The EEF trade body said most manufacturers were confident of securing finance, but only a third were more likely to use finance than they were two years ago.
Just over half of firms were holding more cash on their balance sheets compared to pre-recession levels, said the manufacturers’ organisation.
The report raised concerns that companies were “shunning” banks in favour of self-financing investment projects, potentially leading to lower investment levels.
The EEF said the final recommendations from the Competition & Markets Authority (CMA) on the competition failures affecting retail banking services for smaller firms, due out tomorrow, must “pack enough punch to stop the rot”.
Lee Hopley, the EEF’s chief economist, said: “Manufacturers’ reluctance to rely on external finance is a persistent hangover from the credit crunch, where trust and confidence in the banks stalled and never quite recovered.
“But with the Brexit vote dampening investment intentions and adding to uncertainty, this pre-existing condition could now become further aggravated, posing a risk for growth.

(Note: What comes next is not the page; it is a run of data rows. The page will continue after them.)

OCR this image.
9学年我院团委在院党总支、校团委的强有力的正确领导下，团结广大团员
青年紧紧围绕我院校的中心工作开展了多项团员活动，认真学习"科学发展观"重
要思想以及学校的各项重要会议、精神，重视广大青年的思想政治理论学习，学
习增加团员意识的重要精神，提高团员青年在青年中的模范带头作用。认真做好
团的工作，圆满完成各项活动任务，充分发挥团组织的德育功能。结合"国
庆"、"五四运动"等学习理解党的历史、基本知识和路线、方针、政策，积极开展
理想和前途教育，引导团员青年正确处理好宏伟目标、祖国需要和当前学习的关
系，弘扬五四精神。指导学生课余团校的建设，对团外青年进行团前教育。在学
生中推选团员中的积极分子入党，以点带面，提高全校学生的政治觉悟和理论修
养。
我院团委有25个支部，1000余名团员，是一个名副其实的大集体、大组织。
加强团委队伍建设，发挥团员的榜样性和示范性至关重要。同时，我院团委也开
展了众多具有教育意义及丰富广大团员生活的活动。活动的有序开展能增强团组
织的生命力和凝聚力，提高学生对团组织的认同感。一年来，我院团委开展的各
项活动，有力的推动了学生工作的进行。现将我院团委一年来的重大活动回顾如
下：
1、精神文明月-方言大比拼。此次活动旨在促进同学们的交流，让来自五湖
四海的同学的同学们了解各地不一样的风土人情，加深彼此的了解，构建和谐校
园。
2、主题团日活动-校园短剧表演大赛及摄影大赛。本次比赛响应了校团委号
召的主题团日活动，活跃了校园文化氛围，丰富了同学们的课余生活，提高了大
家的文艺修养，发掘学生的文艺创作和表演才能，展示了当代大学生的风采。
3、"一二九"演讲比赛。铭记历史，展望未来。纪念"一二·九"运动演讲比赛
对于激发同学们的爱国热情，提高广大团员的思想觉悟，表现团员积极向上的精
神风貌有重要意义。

“This makes the CMA’s package of reforms even more important. The CMA cannot prevent a fall in investment intentions, but it can help to strengthen supply dynamics in the market and resolve some of these long-term issues by providing swift and firm remedies that pack enough punch to stop the rot.
“Whether the next recession is in one year or 20 years’ time, the problems in this vital market must be fixed. Manufacturers must have access to finance - progress needs to be seen.”